For a complete answer, I refer you to that of @HagenvonEitzen. But I personally like to think of things in a maximally computational way. Just for the question of knowing the $\mathbb Q_p$ is closed under the operation of multiplicative inverse, let me offer the following, which uses strongly, however, the fact that $\mathbb Q_p$ is complete in the $|\bullet|_p$-topology.

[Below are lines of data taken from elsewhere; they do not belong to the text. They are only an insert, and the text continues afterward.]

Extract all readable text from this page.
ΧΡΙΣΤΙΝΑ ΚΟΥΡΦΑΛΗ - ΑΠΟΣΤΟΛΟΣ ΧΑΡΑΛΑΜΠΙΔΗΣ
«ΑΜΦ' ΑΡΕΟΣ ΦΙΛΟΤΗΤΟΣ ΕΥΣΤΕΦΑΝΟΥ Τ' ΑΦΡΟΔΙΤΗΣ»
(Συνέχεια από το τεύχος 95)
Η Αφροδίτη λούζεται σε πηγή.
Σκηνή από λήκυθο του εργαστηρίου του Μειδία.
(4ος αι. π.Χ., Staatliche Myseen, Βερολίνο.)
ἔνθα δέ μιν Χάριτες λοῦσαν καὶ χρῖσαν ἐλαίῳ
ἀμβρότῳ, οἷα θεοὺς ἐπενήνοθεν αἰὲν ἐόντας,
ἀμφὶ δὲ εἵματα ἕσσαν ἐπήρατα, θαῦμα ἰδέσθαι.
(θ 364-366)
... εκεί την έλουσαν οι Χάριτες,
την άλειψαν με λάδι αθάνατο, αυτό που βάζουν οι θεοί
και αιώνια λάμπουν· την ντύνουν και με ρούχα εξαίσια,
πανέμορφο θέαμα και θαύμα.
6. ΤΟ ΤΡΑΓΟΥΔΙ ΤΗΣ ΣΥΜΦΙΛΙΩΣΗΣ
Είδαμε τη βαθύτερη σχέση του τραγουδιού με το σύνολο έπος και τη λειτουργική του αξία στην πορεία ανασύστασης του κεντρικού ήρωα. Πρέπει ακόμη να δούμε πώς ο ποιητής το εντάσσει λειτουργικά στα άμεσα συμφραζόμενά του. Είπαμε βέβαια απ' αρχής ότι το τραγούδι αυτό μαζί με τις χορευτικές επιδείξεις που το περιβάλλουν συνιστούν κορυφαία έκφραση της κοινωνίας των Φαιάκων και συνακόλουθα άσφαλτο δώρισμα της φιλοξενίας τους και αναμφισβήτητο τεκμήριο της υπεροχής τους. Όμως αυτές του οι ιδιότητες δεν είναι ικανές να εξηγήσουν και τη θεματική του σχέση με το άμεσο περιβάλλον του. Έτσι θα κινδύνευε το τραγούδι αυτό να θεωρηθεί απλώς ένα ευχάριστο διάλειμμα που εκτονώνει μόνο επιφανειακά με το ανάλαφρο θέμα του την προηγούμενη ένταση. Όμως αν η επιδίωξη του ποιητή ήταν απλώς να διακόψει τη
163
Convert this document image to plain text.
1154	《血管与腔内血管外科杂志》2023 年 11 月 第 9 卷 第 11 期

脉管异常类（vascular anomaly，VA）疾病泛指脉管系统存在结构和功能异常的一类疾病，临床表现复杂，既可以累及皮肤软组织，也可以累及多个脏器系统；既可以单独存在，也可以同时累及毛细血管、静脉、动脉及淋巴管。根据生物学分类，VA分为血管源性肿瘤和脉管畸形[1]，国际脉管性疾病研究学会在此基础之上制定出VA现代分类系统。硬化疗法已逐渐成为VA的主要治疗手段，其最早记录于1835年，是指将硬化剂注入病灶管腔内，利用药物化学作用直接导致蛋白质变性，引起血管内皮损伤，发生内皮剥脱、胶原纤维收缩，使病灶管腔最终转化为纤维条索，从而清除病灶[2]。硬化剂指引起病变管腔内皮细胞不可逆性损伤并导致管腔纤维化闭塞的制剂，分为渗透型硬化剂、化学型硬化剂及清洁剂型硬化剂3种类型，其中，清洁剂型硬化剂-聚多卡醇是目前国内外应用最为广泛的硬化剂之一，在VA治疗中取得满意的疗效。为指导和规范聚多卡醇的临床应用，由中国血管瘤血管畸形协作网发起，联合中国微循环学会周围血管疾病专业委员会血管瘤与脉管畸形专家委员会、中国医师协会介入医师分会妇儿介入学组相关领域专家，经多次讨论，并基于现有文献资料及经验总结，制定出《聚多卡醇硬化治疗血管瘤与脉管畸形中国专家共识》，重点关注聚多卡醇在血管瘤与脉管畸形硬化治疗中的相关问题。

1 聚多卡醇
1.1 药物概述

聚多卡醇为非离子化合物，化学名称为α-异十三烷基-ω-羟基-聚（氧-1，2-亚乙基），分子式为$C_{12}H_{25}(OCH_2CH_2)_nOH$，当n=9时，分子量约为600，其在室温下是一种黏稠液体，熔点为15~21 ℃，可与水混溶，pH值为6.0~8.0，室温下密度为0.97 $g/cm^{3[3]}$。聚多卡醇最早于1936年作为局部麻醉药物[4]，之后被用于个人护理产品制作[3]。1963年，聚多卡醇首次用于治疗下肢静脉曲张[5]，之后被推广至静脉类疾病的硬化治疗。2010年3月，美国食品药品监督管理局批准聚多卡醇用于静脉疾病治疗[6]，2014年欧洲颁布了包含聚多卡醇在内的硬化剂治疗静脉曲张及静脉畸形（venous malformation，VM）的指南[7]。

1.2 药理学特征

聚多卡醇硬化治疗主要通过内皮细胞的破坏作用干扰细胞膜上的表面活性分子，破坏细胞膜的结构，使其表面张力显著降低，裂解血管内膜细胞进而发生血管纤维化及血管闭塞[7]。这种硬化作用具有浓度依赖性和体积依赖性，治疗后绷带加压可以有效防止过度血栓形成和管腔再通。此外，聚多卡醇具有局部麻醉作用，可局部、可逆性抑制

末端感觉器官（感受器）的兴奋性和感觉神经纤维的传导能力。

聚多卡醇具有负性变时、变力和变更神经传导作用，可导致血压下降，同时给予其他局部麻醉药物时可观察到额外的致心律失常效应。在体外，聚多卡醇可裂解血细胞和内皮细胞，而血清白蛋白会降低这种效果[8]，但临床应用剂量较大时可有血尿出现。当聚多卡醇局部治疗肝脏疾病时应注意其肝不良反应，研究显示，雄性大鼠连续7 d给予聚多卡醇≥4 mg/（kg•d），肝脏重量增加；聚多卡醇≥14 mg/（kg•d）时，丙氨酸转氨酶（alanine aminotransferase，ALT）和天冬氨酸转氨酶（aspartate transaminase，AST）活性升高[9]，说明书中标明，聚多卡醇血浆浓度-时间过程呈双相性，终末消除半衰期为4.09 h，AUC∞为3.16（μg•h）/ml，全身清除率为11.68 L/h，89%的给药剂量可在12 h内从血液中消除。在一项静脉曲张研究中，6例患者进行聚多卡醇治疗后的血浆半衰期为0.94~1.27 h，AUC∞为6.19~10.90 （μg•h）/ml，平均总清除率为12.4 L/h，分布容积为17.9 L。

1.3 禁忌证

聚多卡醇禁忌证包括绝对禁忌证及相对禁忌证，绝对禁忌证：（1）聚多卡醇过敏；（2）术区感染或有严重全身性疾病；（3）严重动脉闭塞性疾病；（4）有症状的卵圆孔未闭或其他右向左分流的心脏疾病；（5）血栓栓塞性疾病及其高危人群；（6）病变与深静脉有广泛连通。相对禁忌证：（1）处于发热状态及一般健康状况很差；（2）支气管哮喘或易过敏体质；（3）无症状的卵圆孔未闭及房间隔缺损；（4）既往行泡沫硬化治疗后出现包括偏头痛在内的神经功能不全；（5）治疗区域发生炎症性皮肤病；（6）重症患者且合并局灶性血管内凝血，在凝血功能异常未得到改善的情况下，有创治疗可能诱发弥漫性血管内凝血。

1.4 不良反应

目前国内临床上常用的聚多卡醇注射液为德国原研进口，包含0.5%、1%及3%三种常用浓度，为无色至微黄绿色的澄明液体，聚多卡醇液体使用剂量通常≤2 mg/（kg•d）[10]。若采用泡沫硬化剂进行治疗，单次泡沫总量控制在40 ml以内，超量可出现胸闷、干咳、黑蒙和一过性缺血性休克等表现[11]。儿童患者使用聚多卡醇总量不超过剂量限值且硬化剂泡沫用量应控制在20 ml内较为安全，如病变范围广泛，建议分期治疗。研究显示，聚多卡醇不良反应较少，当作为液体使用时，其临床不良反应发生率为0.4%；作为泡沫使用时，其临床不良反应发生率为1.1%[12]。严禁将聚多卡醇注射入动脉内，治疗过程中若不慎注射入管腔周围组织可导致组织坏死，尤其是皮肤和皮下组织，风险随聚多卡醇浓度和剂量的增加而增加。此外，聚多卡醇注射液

Any nonzero $z\in \mathbb Q_p$ can be written in form $z=p^nz_0$, where $|z_0|_p=1$, or as we say, $z_0$ is a $p$-adic unit. Clearly it’s enough to show that $z_0$ has a reciprocal in $\mathbb Q_p$. I’ll do this first for the case that $\big|z_0-1\big|_p<1$. But $$ 1/z_0=\frac1{1-(1-z_0)}=\sum_{i-0}^\infty(1-z_0)^i\,, $$ a convergent series. The remaining case is that $z_0\equiv m\pmod p$, for an integer $m$ prime to $p$. Then there’s $n$ with $mn\equiv1\pmod p$, and it’s enough to find the reciprocal of $z_1=nz_0\equiv1\pmod p$, since $z_0^{-1}=nz_1^{-1}$.